The above, ‘what your content will be about’

‘A domain model is a formal representation of the concepts that are important to how an organization communicates and operates in a given domain. The modeling process identifies and defines key concepts, and describes the consistent, predictable relationships between concepts in the domain.’[1]

Also see Designing Connected Content by Mike Atherton and Carrie Hane and Organic navigation, domain-driven design, storytelling

‘“Storytelling” might have become a design cliché, but stories and anecdotes are still the best vehicles for informal knowledge exchange’ From an interview with Michael Smethurst, p. 93 Designing Connected Content by Mike Atherton and Carrie Hane

Model the domain first, then the content based on the domain model. Try to make the domain model cover as many knowledge cases of the domain as your subject-matter experts can help you map out.

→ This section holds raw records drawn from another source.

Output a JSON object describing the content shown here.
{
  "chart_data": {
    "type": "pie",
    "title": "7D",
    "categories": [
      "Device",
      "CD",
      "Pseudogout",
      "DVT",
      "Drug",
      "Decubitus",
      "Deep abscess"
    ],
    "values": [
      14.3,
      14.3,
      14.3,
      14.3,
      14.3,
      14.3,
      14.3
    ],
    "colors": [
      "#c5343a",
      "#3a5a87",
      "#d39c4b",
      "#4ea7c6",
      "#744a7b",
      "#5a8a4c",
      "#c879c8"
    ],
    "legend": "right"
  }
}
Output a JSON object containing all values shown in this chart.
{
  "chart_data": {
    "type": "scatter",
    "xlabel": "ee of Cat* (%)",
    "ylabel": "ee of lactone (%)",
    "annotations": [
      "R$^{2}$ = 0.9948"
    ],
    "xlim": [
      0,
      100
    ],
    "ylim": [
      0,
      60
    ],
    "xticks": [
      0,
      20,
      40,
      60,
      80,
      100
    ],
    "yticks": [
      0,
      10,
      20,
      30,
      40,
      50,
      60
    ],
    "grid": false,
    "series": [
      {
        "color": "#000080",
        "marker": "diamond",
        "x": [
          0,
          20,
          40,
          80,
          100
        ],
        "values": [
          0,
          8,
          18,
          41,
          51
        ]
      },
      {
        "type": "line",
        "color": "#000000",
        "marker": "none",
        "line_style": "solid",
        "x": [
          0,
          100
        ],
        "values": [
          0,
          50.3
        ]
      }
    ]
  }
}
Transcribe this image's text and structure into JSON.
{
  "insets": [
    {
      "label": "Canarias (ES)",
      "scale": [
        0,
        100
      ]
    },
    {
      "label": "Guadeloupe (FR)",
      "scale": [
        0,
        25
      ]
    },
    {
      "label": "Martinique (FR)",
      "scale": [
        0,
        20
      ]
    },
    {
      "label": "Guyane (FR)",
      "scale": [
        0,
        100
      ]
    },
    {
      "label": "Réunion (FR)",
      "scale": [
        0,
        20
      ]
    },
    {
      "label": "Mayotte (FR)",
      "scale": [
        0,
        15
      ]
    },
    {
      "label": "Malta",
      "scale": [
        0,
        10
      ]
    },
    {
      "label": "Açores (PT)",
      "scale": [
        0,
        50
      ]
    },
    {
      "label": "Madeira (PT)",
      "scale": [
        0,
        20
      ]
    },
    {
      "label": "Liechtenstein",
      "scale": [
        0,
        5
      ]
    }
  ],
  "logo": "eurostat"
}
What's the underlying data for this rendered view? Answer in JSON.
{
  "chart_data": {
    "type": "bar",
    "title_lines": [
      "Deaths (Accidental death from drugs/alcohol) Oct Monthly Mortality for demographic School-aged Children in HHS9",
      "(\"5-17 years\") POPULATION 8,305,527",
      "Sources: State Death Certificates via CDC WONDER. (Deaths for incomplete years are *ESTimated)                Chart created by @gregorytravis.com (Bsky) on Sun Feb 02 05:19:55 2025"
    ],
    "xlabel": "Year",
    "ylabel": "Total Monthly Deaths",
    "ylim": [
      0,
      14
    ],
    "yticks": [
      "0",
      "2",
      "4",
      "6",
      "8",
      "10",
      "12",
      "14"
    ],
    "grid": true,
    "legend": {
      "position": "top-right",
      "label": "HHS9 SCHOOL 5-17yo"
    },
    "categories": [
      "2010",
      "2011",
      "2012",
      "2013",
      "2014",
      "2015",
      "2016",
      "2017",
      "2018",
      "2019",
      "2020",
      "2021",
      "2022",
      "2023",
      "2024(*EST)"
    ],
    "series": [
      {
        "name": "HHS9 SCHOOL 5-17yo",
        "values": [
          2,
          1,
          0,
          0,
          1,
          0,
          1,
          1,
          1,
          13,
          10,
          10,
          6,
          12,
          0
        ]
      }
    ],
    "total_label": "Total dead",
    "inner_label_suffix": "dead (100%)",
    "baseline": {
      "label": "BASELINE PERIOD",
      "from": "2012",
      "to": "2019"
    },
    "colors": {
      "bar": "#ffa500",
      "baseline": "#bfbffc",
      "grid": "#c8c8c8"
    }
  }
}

But as Hane and Atherton repeats: be wary of boundary objects. These are the objects that take you domain into a different one. Say your domain model is about food, a dish might have a wine pairing. You’re modelling food, not wine, so be careful, and stick to your domain. Rabbit holes are often deep and unwieldy.

Only branch into a new domain where needed, and remember that you need to start the process over again for that domain. And link the domains together using the boundary object, in this example: wine pairing.

You don’t have to include all of the domain model in your content model. Maybe some domain objects are irrelevant for your organisation or you won’t have content for that part of the domain for a while.

See Domain-driven design

#review

‘In software engineering, a domain model is a conceptual model of the domain that incorporates both behavior and data.In ontology engineering, a domain model is a formal representation of a knowledge domain with concepts, roles, datatypes, individuals, and rules, typically grounded in a description logic.’[2]